Reusable mask worn by a woman in Newcastle

Prototype ‘breathalyser’ test for Covid-19 shows promise

Image credit: REUTERS/Lee Smith

In an ACS Nano paper, a team of researchers have described the development of a prototype device which non-invasively detects Covid-19 in the breath of patients.

At present, collecting a sample for Covid-19 testing involves swabs of the back of the throat and inside of nose with long cotton buds: an experience many people find very uncomfortable. The sample is then analysed for the novel coronavirus RNA via reverse-transcription polymerase chain reaction (RT-PCR).

This is a very time-consuming laboratory procedure which can sometimes be delayed by backlogs by several days, resulting in a Covid-19 positive person transmitting the virus further while waiting for their result. Widespread access to cheap, fast testing could be vital for reducing transmission and mortality rates.

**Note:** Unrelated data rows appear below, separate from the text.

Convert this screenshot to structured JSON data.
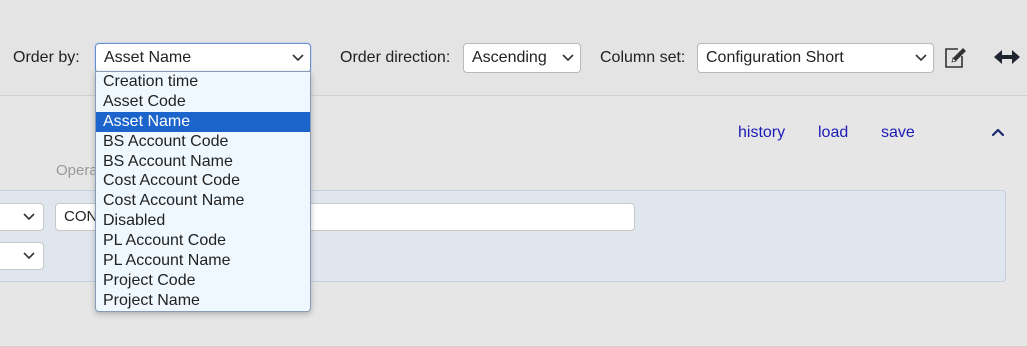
{
  "toolbar": {
    "order_by_label": "Order by:",
    "order_by_value": "Asset Name",
    "order_direction_label": "Order direction:",
    "order_direction_value": "Ascending",
    "column_set_label": "Column set:",
    "column_set_value": "Configuration Short",
    "edit_icon": "pencil-edit-icon",
    "expand_icon": "horizontal-arrows-icon"
  },
  "panel": {
    "history_link": "history",
    "load_link": "load",
    "save_link": "save",
    "collapse_icon": "chevron-up-icon",
    "operator_label": "Operator",
    "condition_value": "CON"
  },
  "dropdown": {
    "options": [
      "Creation time",
      "Asset Code",
      "Asset Name",
      "BS Account Code",
      "BS Account Name",
      "Cost Account Code",
      "Cost Account Name",
      "Disabled",
      "PL Account Code",
      "PL Account Name",
      "Project Code",
      "Project Name"
    ],
    "selected": "Asset Name"
  },
  "colors": {
    "background": "#e4e4e4",
    "link": "#1b1bb8",
    "selection": "#1a64cc",
    "dropdown_bg": "#eff8ff"
  }
}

In an effort to meet this need, a team of researchers led by Technion-Israel Institute of Technology’s Professor Hossam Haick have been working on nanomaterial-based sensor which could detect Covid-19 in exhaled breath. The device can be used similarly to a breathalyser.

Previous studies have shown that viruses and the cells they infect emit volatile organic compounds (VOCs) which can be exhaled in breath. Haick and his colleagues made an array of gold nanoparticles linked to molecules which are sensitive to various VOCs; when VOCs interact with the molecules on a nanoparticle, this causes a small change in electrical resistance.

The researchers trained the sensor to detect Covid-19, using machine learning to compare the patterns of electrical resistance signals. In March they obtained data from the breath of 49 confirmed Covid-19 patients, 58 heathy control patients, and 33 patients with lung infections unrelated to Covid-19. The participants blew into the device for 2-3 seconds from a distance of 1-2cm. Where possible, Covid-19 patients also provided samples after they had recovered from the disease.

Once a potential Covid-19 ‘signature’ had been obtained, they tested the accuracy of the device on a subset of participants. The device showed 76 per cent accuracy in distinguishing Covid-19 cases from healthy controls, and 95 per cent accuracy in discriminating Covid-19 cases from lung infections. It was also capable of distinguishing between sick and recovered Covid-19 patients with 88 per cent accuracy.

While further validation studies are needed, even at this stage a device like this could prove useful for quickly screening large populations to determine which people may require further testing. The technique could also be applied to test for other diseases, with the platform trained on the relevant datasets to detect the ‘signatures’ of these diseases.

A hospital in Lyon, France, is engaged in the second trial phase of a similar Covid-19 ‘breathalyser’ which could produce a diagnosis in a matter of seconds.